Many horses suffer from back pain. Very acute back pain often manifests itself in behavioural changes, some of which may be pretty extreme; rearing, refusal to be tacked up, bucking under saddle. More usually the signs are subtle; a loss of performance, breaking stride when being ridden down slopes or bucking following jumping. Sometimes, pain is evident upon palpation of the horse’s back and muscle tone may be lost along the topline and in long-standing cases problems can occur elsewhere, particularly in the hind legs.
One relatively common cause of low-grade, chronic back pain is a condition called kissing spines.
What are ‘kissing spines’?
Horses with this condition fall into the category of low-grade pain sufferers. The spinous processes; that is the sections of bone attached to the vertebrae, are sited too close together. They rub against each other when the horse moves. You would expect this to cause the horse great pain, but often the condition presents far more subtle symptoms and is therefore not easily diagnosed.
Your vet will observe the horse being worked. He will look at the horse’s general demeanour; is he accepting the bit, working through his back, his posture, even his facial expression. Sometimes the walk and trot is fine but the horse will become disunited in the canter. When his back is groomed or his girth is fastened he may become irritable. Sometimes the vet will use a nerve block – an injection of local anaesthetic between the spinal processes. He will then observe the horse at work again and ask the rider if the horse feels any different.
A definitive diagnosis is usually made using X-rays and ultra-sonograms. In very long-standing cases kissing spines may not be painful at all as ligament fuses the bones together completely. This would show up on X-ray but your vet may elect not to treat the condition as the condition is not painful and the horse would not be in any discomfort.

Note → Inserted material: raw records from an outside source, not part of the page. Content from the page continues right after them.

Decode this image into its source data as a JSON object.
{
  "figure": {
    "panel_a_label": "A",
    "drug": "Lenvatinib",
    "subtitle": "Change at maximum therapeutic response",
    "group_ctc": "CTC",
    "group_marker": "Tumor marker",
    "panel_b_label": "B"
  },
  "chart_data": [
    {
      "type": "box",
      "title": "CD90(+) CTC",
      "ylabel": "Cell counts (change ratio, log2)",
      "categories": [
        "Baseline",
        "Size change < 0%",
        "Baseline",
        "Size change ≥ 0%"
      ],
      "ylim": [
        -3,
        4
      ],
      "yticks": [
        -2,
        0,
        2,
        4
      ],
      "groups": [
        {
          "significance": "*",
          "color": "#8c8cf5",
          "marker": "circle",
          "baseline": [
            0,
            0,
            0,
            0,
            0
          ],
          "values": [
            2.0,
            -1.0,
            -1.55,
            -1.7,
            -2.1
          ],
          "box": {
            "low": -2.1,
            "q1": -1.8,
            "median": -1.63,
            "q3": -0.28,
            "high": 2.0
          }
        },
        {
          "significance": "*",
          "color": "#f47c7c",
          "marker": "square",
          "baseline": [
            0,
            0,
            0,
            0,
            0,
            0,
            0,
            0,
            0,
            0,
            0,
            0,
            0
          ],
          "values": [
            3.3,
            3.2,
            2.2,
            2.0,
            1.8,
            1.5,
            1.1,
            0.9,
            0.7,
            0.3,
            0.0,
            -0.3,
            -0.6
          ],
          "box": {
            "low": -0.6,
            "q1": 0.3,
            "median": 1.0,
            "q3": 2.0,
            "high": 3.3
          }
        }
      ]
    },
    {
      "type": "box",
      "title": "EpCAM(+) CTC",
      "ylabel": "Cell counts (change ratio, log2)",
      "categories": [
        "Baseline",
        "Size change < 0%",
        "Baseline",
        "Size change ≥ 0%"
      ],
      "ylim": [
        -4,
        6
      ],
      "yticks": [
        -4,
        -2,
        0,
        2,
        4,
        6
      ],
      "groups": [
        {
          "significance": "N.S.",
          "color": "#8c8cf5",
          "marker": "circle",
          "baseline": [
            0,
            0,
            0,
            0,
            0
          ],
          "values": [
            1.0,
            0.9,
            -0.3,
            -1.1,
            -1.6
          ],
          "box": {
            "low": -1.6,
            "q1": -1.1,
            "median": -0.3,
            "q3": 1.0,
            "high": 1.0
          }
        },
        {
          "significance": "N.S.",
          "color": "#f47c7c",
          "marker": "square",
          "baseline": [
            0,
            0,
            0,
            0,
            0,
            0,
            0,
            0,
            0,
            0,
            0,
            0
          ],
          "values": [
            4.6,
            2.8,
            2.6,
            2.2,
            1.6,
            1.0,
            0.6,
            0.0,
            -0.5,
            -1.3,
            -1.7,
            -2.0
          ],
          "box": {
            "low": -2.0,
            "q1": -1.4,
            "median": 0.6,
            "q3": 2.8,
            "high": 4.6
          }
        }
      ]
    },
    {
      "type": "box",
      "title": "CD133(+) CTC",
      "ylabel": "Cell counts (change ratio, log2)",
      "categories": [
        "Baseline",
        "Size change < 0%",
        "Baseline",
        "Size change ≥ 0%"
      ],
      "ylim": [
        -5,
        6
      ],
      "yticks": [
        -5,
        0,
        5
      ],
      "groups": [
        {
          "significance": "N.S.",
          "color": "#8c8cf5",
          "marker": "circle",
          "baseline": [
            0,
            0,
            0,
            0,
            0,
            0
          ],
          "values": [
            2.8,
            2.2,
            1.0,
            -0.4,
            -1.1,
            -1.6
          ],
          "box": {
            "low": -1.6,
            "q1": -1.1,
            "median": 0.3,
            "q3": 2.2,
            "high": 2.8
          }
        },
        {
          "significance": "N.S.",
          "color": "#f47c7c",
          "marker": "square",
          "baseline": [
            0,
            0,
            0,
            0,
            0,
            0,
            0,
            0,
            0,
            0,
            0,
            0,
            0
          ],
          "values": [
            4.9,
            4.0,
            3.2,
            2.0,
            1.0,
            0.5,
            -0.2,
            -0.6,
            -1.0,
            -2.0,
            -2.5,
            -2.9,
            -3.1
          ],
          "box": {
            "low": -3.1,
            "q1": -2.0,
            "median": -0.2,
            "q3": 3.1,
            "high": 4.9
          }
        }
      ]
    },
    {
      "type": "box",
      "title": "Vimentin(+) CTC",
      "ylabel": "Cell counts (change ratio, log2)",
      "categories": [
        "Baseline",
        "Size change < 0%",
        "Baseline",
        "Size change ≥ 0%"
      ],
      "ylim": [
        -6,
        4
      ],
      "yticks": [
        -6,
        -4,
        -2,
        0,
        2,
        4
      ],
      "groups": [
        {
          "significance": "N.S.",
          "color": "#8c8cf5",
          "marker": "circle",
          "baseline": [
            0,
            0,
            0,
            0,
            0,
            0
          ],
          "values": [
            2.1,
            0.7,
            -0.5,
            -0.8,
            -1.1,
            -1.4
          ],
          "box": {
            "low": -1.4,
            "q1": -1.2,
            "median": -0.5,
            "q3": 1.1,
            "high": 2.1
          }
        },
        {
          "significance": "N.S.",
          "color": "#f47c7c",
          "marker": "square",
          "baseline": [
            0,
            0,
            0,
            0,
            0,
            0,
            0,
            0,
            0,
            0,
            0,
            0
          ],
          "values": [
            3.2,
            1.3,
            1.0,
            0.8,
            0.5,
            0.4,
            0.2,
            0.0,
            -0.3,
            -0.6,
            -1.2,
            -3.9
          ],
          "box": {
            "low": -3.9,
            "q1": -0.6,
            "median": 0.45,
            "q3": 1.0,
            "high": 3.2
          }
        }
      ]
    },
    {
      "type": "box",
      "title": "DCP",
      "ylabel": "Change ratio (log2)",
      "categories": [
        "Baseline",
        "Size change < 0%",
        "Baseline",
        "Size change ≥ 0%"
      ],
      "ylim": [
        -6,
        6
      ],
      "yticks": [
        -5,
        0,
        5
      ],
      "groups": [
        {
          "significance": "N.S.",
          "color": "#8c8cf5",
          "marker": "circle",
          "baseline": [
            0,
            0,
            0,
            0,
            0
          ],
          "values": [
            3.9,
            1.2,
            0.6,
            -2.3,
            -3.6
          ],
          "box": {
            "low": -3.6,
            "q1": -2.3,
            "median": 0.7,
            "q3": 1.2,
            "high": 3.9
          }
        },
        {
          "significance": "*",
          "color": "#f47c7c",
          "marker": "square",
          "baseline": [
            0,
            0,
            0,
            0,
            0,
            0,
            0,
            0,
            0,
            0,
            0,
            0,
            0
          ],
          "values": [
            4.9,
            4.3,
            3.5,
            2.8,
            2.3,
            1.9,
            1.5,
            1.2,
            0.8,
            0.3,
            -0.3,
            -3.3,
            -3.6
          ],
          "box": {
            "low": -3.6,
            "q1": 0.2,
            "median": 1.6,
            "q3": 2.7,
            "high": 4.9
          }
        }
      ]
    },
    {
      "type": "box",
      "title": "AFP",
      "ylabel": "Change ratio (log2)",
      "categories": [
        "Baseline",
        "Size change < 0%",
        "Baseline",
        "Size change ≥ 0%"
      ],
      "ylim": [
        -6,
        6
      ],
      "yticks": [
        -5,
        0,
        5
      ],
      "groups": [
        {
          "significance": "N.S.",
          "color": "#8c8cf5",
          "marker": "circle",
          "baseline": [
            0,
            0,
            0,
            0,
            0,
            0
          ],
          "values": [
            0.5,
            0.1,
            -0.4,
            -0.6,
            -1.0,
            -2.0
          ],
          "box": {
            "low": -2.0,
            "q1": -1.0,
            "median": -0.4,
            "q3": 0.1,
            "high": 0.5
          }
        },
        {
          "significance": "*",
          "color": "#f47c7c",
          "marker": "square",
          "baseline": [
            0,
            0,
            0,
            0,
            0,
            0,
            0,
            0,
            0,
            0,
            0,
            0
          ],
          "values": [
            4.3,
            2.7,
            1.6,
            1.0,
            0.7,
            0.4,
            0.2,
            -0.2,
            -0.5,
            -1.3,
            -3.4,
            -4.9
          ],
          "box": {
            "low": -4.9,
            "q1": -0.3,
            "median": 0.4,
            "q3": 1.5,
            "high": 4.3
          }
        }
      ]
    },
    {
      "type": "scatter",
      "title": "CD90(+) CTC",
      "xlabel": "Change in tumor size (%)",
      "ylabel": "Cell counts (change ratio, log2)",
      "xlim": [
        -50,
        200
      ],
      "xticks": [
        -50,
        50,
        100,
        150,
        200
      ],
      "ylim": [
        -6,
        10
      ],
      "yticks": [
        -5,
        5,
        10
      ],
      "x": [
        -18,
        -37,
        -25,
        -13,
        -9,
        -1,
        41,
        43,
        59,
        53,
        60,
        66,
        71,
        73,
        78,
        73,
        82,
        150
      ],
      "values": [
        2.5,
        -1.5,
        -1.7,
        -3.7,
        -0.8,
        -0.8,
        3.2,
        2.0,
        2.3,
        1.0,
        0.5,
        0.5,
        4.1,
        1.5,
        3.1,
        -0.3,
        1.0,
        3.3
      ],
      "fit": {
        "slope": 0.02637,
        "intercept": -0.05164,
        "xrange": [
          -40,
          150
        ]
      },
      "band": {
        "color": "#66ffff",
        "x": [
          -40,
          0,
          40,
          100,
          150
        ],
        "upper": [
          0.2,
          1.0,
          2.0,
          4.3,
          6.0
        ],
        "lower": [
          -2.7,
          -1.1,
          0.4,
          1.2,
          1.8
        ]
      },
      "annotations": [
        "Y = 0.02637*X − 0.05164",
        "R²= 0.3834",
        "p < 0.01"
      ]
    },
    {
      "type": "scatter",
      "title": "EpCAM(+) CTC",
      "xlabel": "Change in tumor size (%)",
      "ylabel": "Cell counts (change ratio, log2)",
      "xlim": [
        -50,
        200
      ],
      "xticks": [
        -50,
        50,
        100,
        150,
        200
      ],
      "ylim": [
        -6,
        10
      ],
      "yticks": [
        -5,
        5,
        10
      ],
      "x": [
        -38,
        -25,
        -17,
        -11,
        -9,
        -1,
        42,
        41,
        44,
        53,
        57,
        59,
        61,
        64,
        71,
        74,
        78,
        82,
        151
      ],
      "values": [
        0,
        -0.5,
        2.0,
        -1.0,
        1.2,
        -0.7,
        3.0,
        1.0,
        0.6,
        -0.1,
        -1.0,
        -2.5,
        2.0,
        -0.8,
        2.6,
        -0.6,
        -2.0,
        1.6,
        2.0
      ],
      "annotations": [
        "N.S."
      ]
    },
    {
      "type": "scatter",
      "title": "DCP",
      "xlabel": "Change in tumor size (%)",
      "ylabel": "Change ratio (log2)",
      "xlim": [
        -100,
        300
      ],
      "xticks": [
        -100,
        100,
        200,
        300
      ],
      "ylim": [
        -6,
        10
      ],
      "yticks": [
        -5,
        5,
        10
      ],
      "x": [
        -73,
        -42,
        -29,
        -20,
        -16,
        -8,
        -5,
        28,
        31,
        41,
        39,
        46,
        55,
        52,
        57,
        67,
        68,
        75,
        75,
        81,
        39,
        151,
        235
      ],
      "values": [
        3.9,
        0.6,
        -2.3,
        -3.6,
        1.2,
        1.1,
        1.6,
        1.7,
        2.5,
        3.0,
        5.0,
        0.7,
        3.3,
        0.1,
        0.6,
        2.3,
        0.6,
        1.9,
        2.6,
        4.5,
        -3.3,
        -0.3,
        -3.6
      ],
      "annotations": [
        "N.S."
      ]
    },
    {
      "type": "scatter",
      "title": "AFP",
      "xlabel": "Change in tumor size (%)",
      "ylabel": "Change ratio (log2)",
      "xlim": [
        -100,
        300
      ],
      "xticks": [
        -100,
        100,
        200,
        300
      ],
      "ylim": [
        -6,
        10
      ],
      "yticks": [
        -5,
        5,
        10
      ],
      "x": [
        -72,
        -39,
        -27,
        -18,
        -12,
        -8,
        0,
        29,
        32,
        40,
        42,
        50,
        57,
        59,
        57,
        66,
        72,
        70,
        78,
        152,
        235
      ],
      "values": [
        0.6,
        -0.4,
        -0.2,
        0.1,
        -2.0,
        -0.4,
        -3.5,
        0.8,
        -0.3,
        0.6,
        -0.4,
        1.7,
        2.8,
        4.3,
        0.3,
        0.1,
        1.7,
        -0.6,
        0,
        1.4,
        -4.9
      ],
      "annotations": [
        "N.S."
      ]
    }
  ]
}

Could my horse be affected?
Any type of horse can have kissing spines. It is mainly competition and performance horses who are referred for investigation for back pain, probably because of a drop in their performance level during physically demanding work. Horses used for hacking or light work may well have the condition but exhibit no signs.
What’s the treatment?
The usual treatment for kissing spines is surgical. Two small incisions are made along the horse’s back. The supraspinous ligament is then cut. All attachments both ligamentous and muscular are severed along each side of the horse’s spine and approximately half the spinal processes are cut off, removing around three inches of bone. The ligaments and skin and then stitched up.
Following the procedure, a space remains. A blood clot forms within this void and eventually fibrous tissue forms to fill it.
Not every horse is referred for surgery. Each case is reviewed depending upon the degree of severity of the condition, the horse’s lifestyle and his tolerance levels. For a horse in moderate to light work with a minor degree of kissing spines, it may be possible to manage the condition through twice-yearly steroid injections combined with physiotherapy and re-schooling.
Recently, a new keyhole procedure has been developed which involves cutting through the soft tissues that link the spinous processes to sever the nerves which cause the pain.
Recovery time following surgery is usually around three months and most horses are able to return to full work again.
If your horse begins to exhibit odd behaviour and you are worried that his back may be causing him pain, always consult your vet. Your horse may be suffering in silence.